Walukanis v. Rockville Office Centre Associates

Walukanis v Rockville Off. Ctr. Assoc. (2016 NY Slip Op 00494)
Walukanis v Rockville Off. Ctr. Assoc.
2016 NY Slip Op 00494
Decided on January 27, 2016
Appellate Division, Second Department
Published by New York State Law Reporting Bureau pursuant to Judiciary Law § 431.
This opinion is uncorrected and subject to revision before publication in the Official Reports.


Decided on January 27, 2016 SUPREME COURT OF THE STATE OF NEW YORK Appellate Division, Second Judicial Department
CHERYL E. CHAMBERS, J.P.
SANDRA L. SGROI
ROBERT J. MILLER
HECTOR D. LASALLE, JJ.

2015-03963
(Index No. 5401/13)

[*1]Richard Walukanis, et al., respondents,

v

Rockville Office Centre Associates, et al., appellants.




Cascone & Kluepfel, LLP, Garden City, NY (Howard B. Altman of counsel), for appellants.

Abbott Bushlow & Schechner, LLP, Ridgewood, NY (Matthew A. Kaplan of counsel), for respondents.



DECISION & ORDER

In an action to recover damages for personal injuries, etc., the defendants appeal from an order of the Supreme Court, Nassau County (Brown, J.), entered March 12, 2015, which denied their motion for summary judgment dismissing the complaint.

ORDERED that the order is affirmed, with costs.

The injured plaintiff allegedly tripped and fell over an uneven condition in the area near the entrance doors of the defendants' premises. Thereafter, the injured plaintiff, and his wife suing derivatively, commenced this action against the defendants to recover damages for personal injuries. The defendants moved for summary judgment dismissing the complaint, contending that the alleged hazardous condition was trivial and not actionable. The Supreme Court denied the motion.

Viewing the evidence in the light most favorable to the plaintiffs as the nonmovants (see Pearson v Dix McBride, 63 AD3d 895), the defendants failed to establish their prima facie entitlement to judgment as a matter of law. Considering the width, depth, elevation, irregularity, and appearance of the defect, together with the time, place, and circumstance of the injury, it cannot be said as a matter of law that the condition at issue was trivial and therefore not actionable (see Hutchinson v Sheridan Hill House Corp., 26 NY3d 66; Trincere v County of Suffolk, 90 NY2d 976, 978).
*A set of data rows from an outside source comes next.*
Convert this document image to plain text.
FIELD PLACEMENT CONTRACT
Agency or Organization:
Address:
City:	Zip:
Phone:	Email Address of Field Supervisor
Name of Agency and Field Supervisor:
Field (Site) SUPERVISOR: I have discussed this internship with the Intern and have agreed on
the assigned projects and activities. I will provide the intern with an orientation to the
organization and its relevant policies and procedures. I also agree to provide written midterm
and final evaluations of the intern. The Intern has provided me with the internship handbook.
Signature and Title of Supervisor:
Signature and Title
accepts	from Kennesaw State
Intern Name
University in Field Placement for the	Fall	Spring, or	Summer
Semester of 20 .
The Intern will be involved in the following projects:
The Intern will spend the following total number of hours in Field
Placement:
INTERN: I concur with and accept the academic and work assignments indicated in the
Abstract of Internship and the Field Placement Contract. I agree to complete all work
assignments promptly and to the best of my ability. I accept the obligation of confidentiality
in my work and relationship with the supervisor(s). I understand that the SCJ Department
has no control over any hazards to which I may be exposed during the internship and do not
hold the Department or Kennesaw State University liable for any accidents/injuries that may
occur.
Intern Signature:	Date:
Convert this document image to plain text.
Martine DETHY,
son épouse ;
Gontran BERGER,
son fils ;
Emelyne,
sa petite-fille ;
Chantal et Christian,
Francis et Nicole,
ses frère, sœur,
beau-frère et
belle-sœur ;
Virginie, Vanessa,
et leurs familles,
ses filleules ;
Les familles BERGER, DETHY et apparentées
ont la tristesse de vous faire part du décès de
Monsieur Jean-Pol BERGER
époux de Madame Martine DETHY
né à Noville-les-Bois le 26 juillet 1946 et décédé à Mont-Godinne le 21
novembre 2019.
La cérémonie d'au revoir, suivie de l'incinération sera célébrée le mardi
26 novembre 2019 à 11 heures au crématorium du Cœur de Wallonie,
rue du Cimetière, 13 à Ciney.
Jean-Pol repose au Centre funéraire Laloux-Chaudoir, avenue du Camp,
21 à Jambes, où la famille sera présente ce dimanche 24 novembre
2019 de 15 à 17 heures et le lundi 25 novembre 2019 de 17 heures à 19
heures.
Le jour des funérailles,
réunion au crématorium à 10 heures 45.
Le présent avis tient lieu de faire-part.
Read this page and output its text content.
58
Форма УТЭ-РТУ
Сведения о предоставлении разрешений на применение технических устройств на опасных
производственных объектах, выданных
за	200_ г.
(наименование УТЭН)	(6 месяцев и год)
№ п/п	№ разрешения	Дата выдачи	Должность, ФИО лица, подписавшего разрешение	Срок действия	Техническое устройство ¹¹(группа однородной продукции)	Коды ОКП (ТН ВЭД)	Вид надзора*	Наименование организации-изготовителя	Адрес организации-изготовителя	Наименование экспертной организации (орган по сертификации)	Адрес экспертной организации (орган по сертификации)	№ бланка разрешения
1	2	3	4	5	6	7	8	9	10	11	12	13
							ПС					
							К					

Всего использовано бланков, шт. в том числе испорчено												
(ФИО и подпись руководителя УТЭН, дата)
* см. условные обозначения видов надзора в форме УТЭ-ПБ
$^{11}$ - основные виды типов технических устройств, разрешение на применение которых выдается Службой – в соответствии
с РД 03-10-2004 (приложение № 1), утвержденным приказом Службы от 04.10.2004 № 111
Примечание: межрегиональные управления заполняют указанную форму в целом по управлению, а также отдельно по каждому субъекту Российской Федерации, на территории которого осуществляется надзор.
Since the defendants failed to establish their prima facie entitlement to judgment as a matter of law, it is not necessary to review the sufficiency of the plaintiffs' opposition papers (see Winegrad v New York Univ. Med. Ctr., 64 NY2d 851).

Accordingly, the Supreme Court properly denied the defendants' motion for summary judgment dismissing the complaint.

CHAMBERS, J.P., SGROI, MILLER and LASALLE, JJ., concur.